More than a decade ago, I had the opportunity to work on a fascinating research project that was co-sponsored by the FPA and partially funded by the CFP Board. The study examined a large number of communication variables and surveyed both planners and clients. The goal was to identify specific elements of communication that influence higher levels of client trust and commitment as well as other important indicators of highly successful client relationships such as client retention and referrals.
After reviewing the findings, one area in particular, “comfort with emotion,” struck me as being a serious communication challenge for most financial planners. Specifically, 55 percent of FPA members who participated in the study either “agreed” or “strongly agreed” with the statement, “I am very uncomfortable when my clients express strong emotion (for example, cry or get angry).” In addition, responses to the planner survey failed to demonstrate statistically significant correlations between “comfort with emotion” and the perceived development of client trust and client commitment.

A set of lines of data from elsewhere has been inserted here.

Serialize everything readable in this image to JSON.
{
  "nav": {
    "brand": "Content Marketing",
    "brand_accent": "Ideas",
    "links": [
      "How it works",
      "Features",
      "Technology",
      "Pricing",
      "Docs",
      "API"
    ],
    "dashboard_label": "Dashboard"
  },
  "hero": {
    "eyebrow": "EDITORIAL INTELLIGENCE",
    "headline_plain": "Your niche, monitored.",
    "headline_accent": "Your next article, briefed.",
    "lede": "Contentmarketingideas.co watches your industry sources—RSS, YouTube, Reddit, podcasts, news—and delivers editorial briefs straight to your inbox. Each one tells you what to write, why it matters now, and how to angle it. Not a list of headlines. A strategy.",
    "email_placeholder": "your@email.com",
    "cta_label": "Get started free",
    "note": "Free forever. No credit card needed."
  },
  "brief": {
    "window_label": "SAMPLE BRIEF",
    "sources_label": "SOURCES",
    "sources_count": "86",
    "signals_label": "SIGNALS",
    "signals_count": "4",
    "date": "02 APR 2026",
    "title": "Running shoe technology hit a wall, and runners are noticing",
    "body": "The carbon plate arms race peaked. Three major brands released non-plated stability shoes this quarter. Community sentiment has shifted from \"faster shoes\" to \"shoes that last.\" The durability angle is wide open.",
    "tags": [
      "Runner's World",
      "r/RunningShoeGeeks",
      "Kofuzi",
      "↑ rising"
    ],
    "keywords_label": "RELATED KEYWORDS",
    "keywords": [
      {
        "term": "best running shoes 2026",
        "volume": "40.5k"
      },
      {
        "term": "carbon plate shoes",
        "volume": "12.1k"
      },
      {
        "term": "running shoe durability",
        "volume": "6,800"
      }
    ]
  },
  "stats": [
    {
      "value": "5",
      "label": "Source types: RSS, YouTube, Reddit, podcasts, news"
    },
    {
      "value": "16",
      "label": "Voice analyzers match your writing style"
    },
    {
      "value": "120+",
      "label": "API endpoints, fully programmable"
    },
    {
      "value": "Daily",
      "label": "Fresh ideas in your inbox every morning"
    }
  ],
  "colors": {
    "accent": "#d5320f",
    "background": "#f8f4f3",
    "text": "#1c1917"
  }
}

In stark contrast to the planners’ perspective, client responses indicated a direct and positive relationship between higher levels of planner comfort with emotion and higher levels of client trust and client commitment. In addition, client responses also revealed statistically significant correlations between planner comfort with client emotions and higher levels of these five “business case” variables:
- Client retention
- Cooperation with financial planning recommendations
- Openness in disclosing financial information
- Openness to sharing personal goals, needs, and priorities
- Client referrals
As the lead researcher on this study, my conclusion was that a majority of financial planners underestimate the value clients place on having a planner who is comfortable and skillful in dealing with emotionally charged and sensitive issues. Planners also tend to underestimate the potential rewards in terms of developing more successful and mutually satisfying long-term client relationships....emotions are an inevitable component of long-term client relationships Click To Tweet
More recently, a 2018 Boston Private study, “The Why of Investing,” also shed light on the need for financial advisors to pay more attention to the emotional factors that underlie their clients’ relationships with wealth. Commenting on the results of the survey, David Murphy, Head of Wealth Advisory at Boston Private, wrote the following:
… a huge part of how individuals view their wealth is not practical, but rather psychological, and for advisors to truly serve their clients they must also have the “emotional intelligence” to understand how their clients truly feel and perceive their wealth.
He explained that for advisors to be indispensable to their clients, they must not only advise on ways to grow their wealth, but—more importantly—offer that advice in the context of their clients’ values, priorities, and larger life goals.
To be sure, it’s not always easy to apply emotional intelligence in our work, as the demands on investment performance can be all consuming. But as returns become ever more predictable and achievable as aided by technology, it’s the non-numerical insight that will grow in value.
Murphy concluded, “Getting a client to be both financially and emotionally aligned with their portfolios can be a covetable ability.” Therefore, with these powerful incentives in mind, how does a financial advisor go about building his/her level of comfort with client emotions?
The first step is to simply accept the fact that money and emotion are inextricably intertwined—it is simply unavoidable. It is also important to accept displays of emotion as being “normal” and rarely a symptom of dysfunction. In fact, emotions are an inevitable component of long-term client relationships. In Lighting the Torch, authors George Kinder and Susan Galvan explained:
We all experience grief over losses, anger and frustration, fear and anxiety as part of our ongoing life experience. Emotions are not pathological; they are in fact essential to healthy human functioning.
The second step to broadening your “emotional comfort zone” is to increase your aptitude and knowledge in this important area of client communications. In your personal and professional development pursuits, seek out books and conference sessions that focus on developing successful client relationships and understanding clients’ emotional needs. In addition, organizations such as Money Quotient, Kinder Institute, and Sudden Money Institute provide in-depth training opportunities focused on navigating the emotional terrain of client relationships.
Always remember that as you address the financial implications of major life transitions—such as relocation, job loss, death of a loved one, and divorce—your clients will undoubtedly experience strong feelings such as fear, anger, anxiety, sadness, and even profound grief. Therefore, it only makes sense to be prepared to handle these situations with confidence and grace.